Nathan was asked to participate in one of these read-from-the-page skits, which were getting much worse as willingness from the participants started to wane. It’s always my favorite when Nathan is asked to do anything which places him in the spotlight because he hates it. The skit proceeded as follows:
“Ok, ok now you stand here Nathan. Now, you Austinite dude stand in the middle. Ok, Nerd dude on the other side. Now, middle dude, you lift up your arms. You are representing the tree which is the – let’s see, it says you are representing the family. Now, guy on the left, Nathan right? You bend over at the waist. Ok, like that.” At this point I was shaking silently, looking at the floor. Nathan was starting to turn a dull brick color. “Ok, now, Nathan, you bend over at the waist and you grab on to this guy’s thigh.”
“I’m not doing it,” Nathan said, and returned to his seat, ruining the beautiful skit of the tree and the roots.
That was it, I lost it. Everyone else stared at me but I couldn’t help it. This was too funny. Were we being Punk’d? I was sure there was a camera somewhere.

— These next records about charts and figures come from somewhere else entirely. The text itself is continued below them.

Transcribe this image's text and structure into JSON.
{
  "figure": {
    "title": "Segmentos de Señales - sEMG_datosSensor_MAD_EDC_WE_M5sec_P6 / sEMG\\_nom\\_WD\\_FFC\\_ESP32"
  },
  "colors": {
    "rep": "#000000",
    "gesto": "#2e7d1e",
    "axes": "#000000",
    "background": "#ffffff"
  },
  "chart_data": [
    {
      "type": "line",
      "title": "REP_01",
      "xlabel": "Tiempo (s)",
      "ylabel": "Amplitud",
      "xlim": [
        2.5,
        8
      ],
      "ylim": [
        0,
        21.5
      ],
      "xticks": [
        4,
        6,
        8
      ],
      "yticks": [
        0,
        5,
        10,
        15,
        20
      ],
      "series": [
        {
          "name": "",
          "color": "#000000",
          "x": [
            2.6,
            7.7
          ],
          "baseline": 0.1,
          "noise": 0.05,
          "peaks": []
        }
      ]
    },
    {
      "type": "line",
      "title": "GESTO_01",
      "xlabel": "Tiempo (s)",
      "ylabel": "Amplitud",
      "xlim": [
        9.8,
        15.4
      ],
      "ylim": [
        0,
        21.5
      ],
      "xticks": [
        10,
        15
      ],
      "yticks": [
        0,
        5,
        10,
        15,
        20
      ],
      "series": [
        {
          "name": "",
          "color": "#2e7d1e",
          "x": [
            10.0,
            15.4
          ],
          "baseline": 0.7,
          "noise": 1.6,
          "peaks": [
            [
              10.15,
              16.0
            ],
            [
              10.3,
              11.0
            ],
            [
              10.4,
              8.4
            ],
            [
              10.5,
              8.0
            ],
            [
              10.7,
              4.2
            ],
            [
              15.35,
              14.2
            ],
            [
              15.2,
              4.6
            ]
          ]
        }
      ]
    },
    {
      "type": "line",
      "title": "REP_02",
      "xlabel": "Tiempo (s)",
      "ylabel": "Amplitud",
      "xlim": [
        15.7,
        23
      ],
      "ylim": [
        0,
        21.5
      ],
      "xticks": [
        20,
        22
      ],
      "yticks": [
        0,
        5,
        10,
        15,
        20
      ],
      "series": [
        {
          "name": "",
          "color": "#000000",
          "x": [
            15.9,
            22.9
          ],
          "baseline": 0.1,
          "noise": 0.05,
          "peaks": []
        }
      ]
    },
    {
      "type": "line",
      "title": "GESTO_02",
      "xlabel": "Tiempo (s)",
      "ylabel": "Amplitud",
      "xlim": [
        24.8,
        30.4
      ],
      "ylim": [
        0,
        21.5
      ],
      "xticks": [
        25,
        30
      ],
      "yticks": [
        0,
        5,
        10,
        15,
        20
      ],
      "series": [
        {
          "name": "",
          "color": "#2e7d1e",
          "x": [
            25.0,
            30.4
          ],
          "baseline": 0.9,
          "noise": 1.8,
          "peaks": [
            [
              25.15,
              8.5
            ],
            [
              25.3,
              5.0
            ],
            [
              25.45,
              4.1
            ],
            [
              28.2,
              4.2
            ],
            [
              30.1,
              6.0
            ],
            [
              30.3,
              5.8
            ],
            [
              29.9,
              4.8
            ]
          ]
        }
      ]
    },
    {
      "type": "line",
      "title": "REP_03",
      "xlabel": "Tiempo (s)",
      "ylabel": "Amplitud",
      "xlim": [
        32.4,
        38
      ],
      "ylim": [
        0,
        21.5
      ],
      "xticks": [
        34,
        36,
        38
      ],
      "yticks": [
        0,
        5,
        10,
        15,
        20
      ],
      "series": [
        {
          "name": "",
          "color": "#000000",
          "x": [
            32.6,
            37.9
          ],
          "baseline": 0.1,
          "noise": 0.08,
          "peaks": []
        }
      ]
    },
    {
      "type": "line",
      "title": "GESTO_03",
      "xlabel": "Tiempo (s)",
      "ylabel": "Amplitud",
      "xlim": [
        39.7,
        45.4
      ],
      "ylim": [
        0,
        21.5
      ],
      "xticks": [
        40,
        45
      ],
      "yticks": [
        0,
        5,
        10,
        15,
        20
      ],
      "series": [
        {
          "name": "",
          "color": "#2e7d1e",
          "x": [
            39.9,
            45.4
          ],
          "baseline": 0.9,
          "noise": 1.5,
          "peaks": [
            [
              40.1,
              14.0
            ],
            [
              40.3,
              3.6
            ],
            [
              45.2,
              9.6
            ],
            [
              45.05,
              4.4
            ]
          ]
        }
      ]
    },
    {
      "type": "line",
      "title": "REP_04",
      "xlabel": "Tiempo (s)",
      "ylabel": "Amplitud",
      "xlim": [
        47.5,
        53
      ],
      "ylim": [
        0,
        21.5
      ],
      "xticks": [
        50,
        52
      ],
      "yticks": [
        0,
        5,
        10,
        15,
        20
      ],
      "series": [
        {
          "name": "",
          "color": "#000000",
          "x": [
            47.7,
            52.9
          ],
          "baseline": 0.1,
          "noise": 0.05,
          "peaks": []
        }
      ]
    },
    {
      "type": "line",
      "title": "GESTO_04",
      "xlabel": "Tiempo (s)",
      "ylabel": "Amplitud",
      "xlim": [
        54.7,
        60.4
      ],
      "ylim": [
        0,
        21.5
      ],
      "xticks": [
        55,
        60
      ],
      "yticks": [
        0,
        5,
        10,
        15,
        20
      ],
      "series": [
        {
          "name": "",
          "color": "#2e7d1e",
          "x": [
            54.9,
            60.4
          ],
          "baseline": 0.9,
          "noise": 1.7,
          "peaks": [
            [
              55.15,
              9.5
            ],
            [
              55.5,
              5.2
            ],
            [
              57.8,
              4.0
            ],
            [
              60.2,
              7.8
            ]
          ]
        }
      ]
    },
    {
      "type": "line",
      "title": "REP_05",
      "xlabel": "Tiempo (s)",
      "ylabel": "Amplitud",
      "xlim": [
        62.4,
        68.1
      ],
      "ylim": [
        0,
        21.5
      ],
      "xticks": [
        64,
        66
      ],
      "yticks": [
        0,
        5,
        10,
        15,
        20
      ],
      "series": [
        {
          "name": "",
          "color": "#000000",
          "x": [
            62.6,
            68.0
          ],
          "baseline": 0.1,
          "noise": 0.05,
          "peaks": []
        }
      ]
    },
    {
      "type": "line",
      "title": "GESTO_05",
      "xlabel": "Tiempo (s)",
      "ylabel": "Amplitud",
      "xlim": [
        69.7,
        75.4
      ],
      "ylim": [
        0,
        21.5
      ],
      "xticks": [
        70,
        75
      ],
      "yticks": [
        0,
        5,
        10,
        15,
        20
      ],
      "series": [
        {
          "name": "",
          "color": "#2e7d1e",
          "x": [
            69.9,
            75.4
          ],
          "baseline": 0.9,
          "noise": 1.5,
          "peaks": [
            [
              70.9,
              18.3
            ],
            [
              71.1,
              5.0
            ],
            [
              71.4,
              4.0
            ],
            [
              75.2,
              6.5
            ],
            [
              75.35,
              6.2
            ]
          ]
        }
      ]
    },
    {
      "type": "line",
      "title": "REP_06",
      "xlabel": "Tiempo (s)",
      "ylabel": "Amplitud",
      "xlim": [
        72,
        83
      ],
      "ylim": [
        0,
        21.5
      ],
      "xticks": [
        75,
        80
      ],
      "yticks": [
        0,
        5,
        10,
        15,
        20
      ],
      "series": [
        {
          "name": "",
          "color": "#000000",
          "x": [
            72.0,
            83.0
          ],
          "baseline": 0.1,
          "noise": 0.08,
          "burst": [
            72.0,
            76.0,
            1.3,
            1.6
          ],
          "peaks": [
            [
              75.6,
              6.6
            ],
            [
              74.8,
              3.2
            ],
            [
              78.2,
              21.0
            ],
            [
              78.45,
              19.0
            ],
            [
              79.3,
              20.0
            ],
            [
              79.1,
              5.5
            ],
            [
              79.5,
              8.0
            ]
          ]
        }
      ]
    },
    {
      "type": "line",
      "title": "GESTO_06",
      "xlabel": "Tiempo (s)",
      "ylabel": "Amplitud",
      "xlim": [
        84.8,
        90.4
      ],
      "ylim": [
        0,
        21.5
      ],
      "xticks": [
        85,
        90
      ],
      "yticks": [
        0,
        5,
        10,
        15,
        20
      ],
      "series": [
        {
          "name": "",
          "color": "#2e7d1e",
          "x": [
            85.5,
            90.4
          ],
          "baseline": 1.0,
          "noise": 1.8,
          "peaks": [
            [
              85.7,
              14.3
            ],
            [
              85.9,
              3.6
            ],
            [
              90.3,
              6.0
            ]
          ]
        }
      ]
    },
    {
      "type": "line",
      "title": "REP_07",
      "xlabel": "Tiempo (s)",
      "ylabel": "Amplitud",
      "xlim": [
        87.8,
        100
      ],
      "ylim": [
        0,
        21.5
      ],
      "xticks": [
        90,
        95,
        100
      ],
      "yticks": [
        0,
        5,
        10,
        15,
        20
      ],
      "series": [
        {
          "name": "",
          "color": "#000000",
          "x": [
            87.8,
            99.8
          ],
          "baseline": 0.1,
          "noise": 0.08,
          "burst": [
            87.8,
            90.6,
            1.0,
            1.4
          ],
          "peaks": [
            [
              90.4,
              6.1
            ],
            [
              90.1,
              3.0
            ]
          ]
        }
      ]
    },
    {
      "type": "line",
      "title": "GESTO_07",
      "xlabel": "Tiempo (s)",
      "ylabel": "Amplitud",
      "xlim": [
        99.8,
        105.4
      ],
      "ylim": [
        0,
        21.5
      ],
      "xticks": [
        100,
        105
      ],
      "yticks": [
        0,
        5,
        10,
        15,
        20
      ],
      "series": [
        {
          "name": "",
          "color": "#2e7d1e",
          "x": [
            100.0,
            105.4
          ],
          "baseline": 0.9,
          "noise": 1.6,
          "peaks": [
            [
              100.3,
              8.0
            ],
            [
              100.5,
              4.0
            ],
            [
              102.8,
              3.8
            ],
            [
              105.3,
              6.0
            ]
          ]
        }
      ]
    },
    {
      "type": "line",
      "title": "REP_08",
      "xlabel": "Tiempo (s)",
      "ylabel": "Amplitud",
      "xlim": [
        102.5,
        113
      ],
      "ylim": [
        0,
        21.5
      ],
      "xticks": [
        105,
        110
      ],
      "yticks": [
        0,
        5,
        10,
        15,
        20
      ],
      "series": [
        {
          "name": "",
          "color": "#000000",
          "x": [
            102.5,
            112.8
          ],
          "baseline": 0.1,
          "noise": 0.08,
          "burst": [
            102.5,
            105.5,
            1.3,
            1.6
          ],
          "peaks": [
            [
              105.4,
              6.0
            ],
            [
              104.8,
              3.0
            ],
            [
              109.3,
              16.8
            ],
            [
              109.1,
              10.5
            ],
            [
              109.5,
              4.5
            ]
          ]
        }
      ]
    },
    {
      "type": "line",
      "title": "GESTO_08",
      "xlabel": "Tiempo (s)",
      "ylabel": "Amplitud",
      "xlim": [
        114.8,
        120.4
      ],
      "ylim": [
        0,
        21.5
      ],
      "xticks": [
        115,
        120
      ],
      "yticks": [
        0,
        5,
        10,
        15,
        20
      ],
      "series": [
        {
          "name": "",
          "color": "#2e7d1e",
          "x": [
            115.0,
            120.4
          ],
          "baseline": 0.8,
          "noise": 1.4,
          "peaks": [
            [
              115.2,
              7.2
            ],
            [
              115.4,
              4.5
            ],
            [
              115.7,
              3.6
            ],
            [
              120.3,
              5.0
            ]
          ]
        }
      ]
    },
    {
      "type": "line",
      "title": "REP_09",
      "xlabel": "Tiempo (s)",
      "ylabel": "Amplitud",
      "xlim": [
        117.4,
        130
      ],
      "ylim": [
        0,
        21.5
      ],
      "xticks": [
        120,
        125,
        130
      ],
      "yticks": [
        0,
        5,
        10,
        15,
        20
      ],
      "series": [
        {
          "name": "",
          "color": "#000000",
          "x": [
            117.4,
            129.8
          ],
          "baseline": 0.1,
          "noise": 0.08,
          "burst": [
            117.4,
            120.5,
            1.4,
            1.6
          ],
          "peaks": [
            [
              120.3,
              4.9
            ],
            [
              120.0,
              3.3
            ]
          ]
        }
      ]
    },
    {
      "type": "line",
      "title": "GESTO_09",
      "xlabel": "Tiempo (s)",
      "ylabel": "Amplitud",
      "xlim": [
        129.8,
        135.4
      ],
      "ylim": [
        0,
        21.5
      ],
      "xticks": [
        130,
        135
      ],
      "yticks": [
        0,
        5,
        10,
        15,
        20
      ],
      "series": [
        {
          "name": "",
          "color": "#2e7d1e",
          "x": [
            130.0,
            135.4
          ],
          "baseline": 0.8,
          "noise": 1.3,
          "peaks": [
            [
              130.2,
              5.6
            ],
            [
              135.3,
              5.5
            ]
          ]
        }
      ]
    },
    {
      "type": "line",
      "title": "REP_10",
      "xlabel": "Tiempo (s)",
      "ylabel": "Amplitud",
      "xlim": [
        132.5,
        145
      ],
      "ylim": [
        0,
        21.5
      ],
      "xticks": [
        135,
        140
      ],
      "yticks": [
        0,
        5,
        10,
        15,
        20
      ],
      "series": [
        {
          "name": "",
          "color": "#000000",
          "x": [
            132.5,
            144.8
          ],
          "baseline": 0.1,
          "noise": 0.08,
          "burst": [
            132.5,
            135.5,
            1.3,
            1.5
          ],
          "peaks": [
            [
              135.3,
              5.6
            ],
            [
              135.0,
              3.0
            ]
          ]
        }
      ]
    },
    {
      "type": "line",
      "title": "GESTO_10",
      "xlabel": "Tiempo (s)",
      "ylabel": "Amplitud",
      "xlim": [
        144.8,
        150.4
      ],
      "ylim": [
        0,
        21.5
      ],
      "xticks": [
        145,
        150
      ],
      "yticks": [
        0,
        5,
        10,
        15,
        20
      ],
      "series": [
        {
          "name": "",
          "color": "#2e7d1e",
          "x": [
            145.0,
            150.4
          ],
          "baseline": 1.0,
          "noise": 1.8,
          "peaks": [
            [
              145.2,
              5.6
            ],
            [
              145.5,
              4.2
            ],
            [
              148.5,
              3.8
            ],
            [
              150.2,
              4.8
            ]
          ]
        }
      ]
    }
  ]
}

It was such a train wreck that we came back from lunch break-tacos with the very sweet, genuine Austinites-waited for 10 minutes (the Nigerian was late again), and headed for home. It was sad that something that could have been a useful class was so ill-prepared, and mostly I felt sorry for the other couples. I gave a small wave as we drove past them on our way to “far away from there.” They were all waiting at the door disheartedly for the Nigerian relationship expert. Worse than the sadness over a crap class was that we wasted all that time and still didn’t get a free marriage license. But we strengthened our relationship in more important ways. We can agree on when it’s time to jet!